Let $X,Y⊆ℝ$ be two non-empty sets. Prove that if $\sup Y$ exists and $\forall x \in X \exists y \in Y$ s.t. $x \le y$, then $\sup X$ also exists and $\sup X \le \sup Y$.
For this question, I proved $\sup X$ exists but I don't know how to show second part.
For all $x \in X$ :
There is a $y_0 \in Y$ s.t.
$x\le y_0 \le \sup Y$, since $\sup Y$ is an (the least) upper bound for $Y$.
$y_0$ is an upper bound for $X$;
$\sup X$ exists, and
$\sup X \le y_0 \le \sup Y$, since
$\sup X$ is the least upper bound for $X$.

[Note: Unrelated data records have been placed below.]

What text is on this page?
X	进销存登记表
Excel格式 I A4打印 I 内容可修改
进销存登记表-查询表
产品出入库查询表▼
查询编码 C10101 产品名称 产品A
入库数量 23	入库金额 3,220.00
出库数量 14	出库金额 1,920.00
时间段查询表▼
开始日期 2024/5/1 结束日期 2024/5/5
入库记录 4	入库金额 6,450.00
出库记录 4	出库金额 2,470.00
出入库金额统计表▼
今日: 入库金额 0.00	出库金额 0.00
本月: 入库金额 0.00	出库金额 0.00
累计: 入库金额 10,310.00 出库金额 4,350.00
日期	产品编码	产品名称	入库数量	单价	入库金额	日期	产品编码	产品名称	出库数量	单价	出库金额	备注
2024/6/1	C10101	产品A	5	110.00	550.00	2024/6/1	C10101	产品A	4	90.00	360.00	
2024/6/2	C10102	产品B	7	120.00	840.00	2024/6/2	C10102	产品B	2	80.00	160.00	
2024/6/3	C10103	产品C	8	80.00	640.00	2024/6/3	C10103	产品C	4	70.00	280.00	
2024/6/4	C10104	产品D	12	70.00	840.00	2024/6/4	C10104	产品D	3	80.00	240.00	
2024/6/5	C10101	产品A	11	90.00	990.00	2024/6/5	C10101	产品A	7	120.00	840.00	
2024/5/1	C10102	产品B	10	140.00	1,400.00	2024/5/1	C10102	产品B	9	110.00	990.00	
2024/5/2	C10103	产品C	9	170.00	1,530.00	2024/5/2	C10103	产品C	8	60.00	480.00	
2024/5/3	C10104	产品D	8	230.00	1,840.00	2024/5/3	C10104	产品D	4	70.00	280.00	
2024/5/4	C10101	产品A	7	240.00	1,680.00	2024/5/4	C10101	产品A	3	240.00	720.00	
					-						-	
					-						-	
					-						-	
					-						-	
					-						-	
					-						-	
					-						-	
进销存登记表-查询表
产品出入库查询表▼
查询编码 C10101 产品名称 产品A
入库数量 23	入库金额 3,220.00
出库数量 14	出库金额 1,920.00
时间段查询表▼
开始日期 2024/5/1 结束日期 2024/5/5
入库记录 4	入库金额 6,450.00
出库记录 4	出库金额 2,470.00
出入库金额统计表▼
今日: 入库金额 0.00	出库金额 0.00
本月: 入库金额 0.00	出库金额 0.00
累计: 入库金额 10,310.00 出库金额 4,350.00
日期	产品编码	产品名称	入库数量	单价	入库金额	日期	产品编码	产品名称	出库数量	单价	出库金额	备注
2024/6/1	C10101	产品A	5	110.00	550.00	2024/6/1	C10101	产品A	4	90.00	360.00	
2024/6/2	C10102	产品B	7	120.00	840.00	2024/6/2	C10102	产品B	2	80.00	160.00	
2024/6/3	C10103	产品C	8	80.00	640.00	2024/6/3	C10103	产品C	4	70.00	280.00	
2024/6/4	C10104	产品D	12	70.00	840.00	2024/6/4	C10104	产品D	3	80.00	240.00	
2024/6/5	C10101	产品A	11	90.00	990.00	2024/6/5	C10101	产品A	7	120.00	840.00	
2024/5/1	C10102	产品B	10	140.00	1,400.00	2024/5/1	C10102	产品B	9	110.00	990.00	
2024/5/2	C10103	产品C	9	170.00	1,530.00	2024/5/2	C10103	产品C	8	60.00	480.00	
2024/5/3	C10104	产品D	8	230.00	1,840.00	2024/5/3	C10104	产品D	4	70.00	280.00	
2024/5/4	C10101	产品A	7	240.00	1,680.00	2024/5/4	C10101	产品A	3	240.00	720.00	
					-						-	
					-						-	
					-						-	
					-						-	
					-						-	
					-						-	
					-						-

Assume for a contradiction that $\sup X > \sup Y$.
I claim that in this case there is some $q \in X$ that lies in the interval $\left(\sup Y, \sup X\right]$. If there was no such $q$, then $\sup Y$ would be an upper bound of $X$, so the least upper bound of $X$, $\sup X$, would be smaller than $\sup Y$, contradicting our assumption.
But for any $x \in X$ there is some $y \in Y$ with $x \leq y$. Take such a $y$ corresponding to $x=q$. Then $\sup Y < q \leq y$, so $\sup Y$ is smaller than some element of $Y$, a contradiction.
Since assuming $\sup X > \sup Y$ leads to a contradiction, we have $\sup X \leq \sup Y$.